GARO PAYLAN (Diyarbakır) - Kitap, kitap.
MUHAMMED LEVENT BÜLBÜL (Sakarya) - Ha, o mermilerle alakalı olarak da -hukukçular çok iyi bilir- 6136'ya aykırı bir silah bulunduğu zaman ilk yapılan iş "Babamdan kalma, dedemden kalma hatıra silahtı." denilir ama bu, cezanın önüne geçmez, mutlaka ceza alınır ve suç oluşmuş demektir.

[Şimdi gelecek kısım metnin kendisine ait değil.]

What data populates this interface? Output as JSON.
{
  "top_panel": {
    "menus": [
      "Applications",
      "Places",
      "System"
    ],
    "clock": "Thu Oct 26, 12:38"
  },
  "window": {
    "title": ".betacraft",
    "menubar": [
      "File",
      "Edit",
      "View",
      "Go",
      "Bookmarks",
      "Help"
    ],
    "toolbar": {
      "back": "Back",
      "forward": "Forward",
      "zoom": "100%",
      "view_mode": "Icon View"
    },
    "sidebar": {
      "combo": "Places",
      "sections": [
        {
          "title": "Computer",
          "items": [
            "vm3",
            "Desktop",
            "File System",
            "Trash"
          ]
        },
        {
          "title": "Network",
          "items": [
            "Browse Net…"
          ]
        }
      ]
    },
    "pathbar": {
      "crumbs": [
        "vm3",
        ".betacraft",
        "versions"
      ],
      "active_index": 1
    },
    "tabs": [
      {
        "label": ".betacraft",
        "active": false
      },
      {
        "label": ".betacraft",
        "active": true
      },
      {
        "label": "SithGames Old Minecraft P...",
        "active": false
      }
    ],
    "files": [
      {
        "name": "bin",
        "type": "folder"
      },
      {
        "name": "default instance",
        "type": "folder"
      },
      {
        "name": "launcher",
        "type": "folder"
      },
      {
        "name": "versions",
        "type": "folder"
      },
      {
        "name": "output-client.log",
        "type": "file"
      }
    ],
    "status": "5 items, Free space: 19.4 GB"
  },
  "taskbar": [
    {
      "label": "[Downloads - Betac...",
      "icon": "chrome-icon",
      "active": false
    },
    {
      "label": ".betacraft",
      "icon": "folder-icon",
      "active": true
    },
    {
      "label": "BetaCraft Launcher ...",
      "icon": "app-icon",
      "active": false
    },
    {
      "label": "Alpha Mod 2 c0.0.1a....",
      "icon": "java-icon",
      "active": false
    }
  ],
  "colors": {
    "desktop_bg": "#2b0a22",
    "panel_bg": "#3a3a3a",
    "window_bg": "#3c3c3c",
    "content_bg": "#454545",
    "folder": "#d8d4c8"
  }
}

(Mikrofon otomatik cihaz tarafından kapatıldı)
BAŞKAN - Buyurun.
MUHAMMED LEVENT BÜLBÜL (Sakarya) - Orada ele geçirilen fişekler, mermiler sadece tabanca mermileri değildir, yansıyan fotoğraflardan da gördüğümüz gibi otomatik silaha ait mermilerdir. Dolayısıyla, burada, şimdi, kalkıp bu hikâyeleri anlatıp da insanları masum göstermeye çalışmayın. Bir doktorun, Türk Tabipleri Birliği Başkanının evinde otomatik silah mermisinin ne işi var kardeşim?
GÜLÜSTAN KILIÇ KOÇYİĞİT (Muş) - Adli tıpçı.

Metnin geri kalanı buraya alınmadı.